Setengah tujuh Kirana mengeluarkan mobil sang suami. Motor yang biasa dipakai untuk antar jemput anak-anak tidak ada, sepertinya dipakai oleh Zidan.
Kirana hanya mengenakan daster batik sepanjang lutut dilapisi outer berwarna putih lengan panjang, rambutnya diikat ke atas rapi. Pikirnya dia hanya akan mengantar, tak perlu berdandan.
Keduanya bersekolah di tempat yang sama. Jika Rina sudah duduk di kelas tiga, Lina masih di kelas satu.
Sesampainya di sekolah Kirana segera meminta kedua anaknya untuk masuk. Saat dia berbalik badan berniat pergi sapaan dari ibu-ibu membuat langkahnya terhenti.
“Eh, tumben Bu Kirana yang antar anak-anak. Biasanya Pak Zidan.”
Kirana tersenyum tipis tanpa menjawab.
“Pak Zidan kan nikah lagi, ya pasti sekarang lagi menikmati bulan madu sama istri baru.”
Senyum di wajah Kirana pudar berganti dengan wajah datar.
“Eh jangan ngawur gitu, Bu Diana!” tegur Irma tak senang mendengarnya.
“Enggak ngawur ya, itu memang kenyataan.” Diana yang usianya tak jauh berbeda dengan Kirana kembali menyahut. Dari sekian banyak ibu-ibu di sini, dia memang yang paling suka nyinyir. “Istri barunya cantik, masih muda pula.”
“Bu Diana ini nggak seharusnya ngomong kayak gitu. Sesama perempuan kok nggak bisa jaga perasaan sesamanya.”
“Eh ibu-ibu ini dibilangin kok malah nyolot sih. Ini tuh sebagai bentuk antisipasi buat kalian semua supaya jadi istri itu harus tetep cantik di depan suami biar suami nggak nyari pemandangan indah yang lain.”
Kirana memutar bola mata malas, dia tahu bahwa Diana sedang menyindir penampilannya saat ini.
“Enggak begitu juga kali Bu. Buktinya suamiku meskipun tiap hari lihat penampakan istrinya yang kucel dan bau bawang, dia tetap suka kok.” Yuni menimpali sambil tersenyum lebar.

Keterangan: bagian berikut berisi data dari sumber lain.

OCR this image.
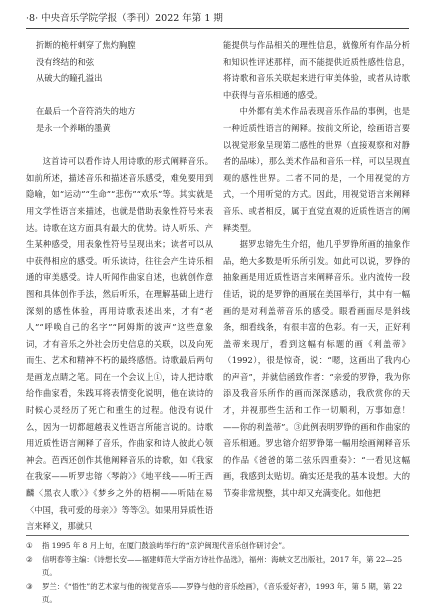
·8· 中央音乐学院学报（季刊）2022 年第 1 期
折断的桅杆刺穿了焦灼胸膛
没有终结的和弦
从破大的瞳孔溢出
在最后一个音符消失的地方
是永一个养晰的墨黄

这首诗可以看作诗人用诗歌的形式阐释音乐。如前所述，描述音乐和描述音乐感受，难免要用到隐喻，如“运动”“生命”“悲伤”“欢乐”等。其实就是用文学性语言来描述，也就是借助表象性符号来表达。诗歌在这方面具有最大的优势。诗人听乐、产生某种感受，用表象性符号呈现出来；读者可以从中获得相应的感受。听乐读诗，往往会产生诗乐相通的审美感受。诗人听闻作曲家自述，也就创作意图和具体创作手法，然后听乐，在理解基础上进行深刻的感性体验，再用诗歌表述出来，才有“老人”“呼唤自己的名字”“阿姆斯的波声”这些意象词，才有音乐之外社会历史信息的关联，以及向死而生、艺术和精神不朽的最终感悟。诗歌最后两句是画龙点睛之笔。同在一个会议上①，诗人把诗歌给作曲家看，朱践耳将表情变化说明，他在读诗的时候心灵经历了死亡和重生的过程。他没有说什么，因为一切都超越表义性语言所能言说的。诗歌用近质性语言阐释了音乐，作曲家和诗人彼此心领神会。芭西还创作其他阐释音乐的诗歌，如《我家在我家——听罗忠镕〈琴韵〉》《地平线——听王西麟〈黑衣人歌〉》《梦乡之外的梧桐——听陆在易〈中国，我可爱的母亲〉》等等②。如果用异质性语言来释义，那就只

能提供与作品相关的理性信息，就像所有作品分析和知识性评述那样，而不能提供近质性感性信息，将诗歌和音乐关联起来进行审美体验，或者从诗歌中获得与音乐相通的感受。

中外都有美术作品表现音乐作品的事例，也是一种近质性语言的阐释。按前文所论，绘画语言要以视觉形象呈现第二感性的世界（直接观察和对静者的品味），那么美术作品和音乐一样，可以呈现直观的感性世界。二者不同的是，一个用视觉的方式，一个用听觉的方式。因此，用视觉语言来阐释音乐、或者相反，属于直觉直观的近质性语言的阐释类型。

据罗忠镕先生介绍，他几乎罗铮所画的抽象作品，绝大多数是听乐所引发。如此可以说，罗铮的抽象画是用近质性语言来阐释音乐。业内流传一段佳话，说的是罗铮的画展在美国举行，其中有一幅画的是对利盖蒂音乐的感受。眼看画面尽是斜线条，细看线条，有很丰富的色彩。有一天，正好利盖蒂来现厅，看到这幅有标题的画《利盖蒂》（1992），很是惊奇，说：“嗯，这画出了我内心的声音”，并就信函致作者：“亲爱的罗铮，我为你添及我音乐所作的画而深深感动，我欣赏你的天才，并视那些生活和工作一切顺利，万事如意！——你的利盖蒂”。③此例表明罗铮的画和作曲家的音乐相通。罗忠镕介绍罗铮第一幅用绘画阐释音乐的作品《爸爸的第二弦乐四重奏》：“一看见这幅画，我感到太贴切。确实还是我的基本设想。大的节奏非常规整，其中却又充满变化。如他把

①	指 1995 年 8 月上旬，在厦门鼓浪屿举行的“京沪闽现代音乐创作研讨会”。
②	信明春等主编：《诗想长安——福建师范大学南方诗社作品选》，福州：海峡文艺出版社，2017 年，第 22—25 页。
③	罗兰：《“悟性”的艺术家与他的视觉音乐——罗铮与他的音乐绘画》，《音乐爱好者》，1993 年，第 5 期，第 22 页。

“Jangan didengerin Bu Kirana,” sahut Irma menimpali.
“Semoga suami Bu Diana nggak gitu ya,” ucap Kirana datar.
“Jelas enggak dong Bu. Di rumah kan udah kenyang lahir batin. Jangankan nyari, ngelirik aja kayaknya udah nggak minat,” sahut Diana dengan begitu sombong.
Kirana menyunggingkan senyum. “Harus banyak bersyukur kalau gitu, Bu.”

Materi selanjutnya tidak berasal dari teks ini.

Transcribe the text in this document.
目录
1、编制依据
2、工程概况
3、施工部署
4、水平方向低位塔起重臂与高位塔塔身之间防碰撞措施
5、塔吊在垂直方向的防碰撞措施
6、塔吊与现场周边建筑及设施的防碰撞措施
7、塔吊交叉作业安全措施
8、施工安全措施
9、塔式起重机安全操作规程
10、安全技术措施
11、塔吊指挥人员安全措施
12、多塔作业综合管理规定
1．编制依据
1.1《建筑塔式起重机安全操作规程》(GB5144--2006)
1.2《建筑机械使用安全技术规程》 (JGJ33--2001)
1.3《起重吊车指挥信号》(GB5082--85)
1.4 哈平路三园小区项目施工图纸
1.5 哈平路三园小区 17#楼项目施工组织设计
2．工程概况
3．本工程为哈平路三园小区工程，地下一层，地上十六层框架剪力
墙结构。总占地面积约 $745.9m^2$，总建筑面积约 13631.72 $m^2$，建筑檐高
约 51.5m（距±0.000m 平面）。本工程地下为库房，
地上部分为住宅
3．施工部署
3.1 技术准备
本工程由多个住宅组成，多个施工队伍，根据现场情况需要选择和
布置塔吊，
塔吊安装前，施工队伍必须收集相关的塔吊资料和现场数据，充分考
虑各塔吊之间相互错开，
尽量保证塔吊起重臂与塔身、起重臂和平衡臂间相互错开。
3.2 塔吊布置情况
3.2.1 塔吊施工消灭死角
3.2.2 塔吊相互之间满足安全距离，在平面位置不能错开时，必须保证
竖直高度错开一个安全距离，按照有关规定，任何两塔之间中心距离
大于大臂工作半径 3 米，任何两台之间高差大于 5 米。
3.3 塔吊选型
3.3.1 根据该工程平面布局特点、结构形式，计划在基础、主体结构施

“Makanya Bu Kirana harus bisa jaga diri, jaga penampilan supaya suami nggak nyari yang lain. Kalau sudah gini yang repot juga diri sendiri.”
Kirana malas menanggapi, dia segera pamit kembali pulang. Namun belum jauh kakinya melangkah, ucapan Diana kembali terdengar.
“Enggak salah kalau Pak Zidan lebih milih nikah lagi sama istri baru. Bu Kirana ada tangkapan besar nggak dijaga dengan baik.”
Orang lain cuma tahu dari sudut pandang mereka saja, kemudian berkomentar seenaknya hingga menyakiti orang lain.
“Dijaga kayak apa kalau dasarnya emang dia nggak bisa bersyukur, ya tetep aja Bu. Namanya juga garangan.”
To Be Continue ....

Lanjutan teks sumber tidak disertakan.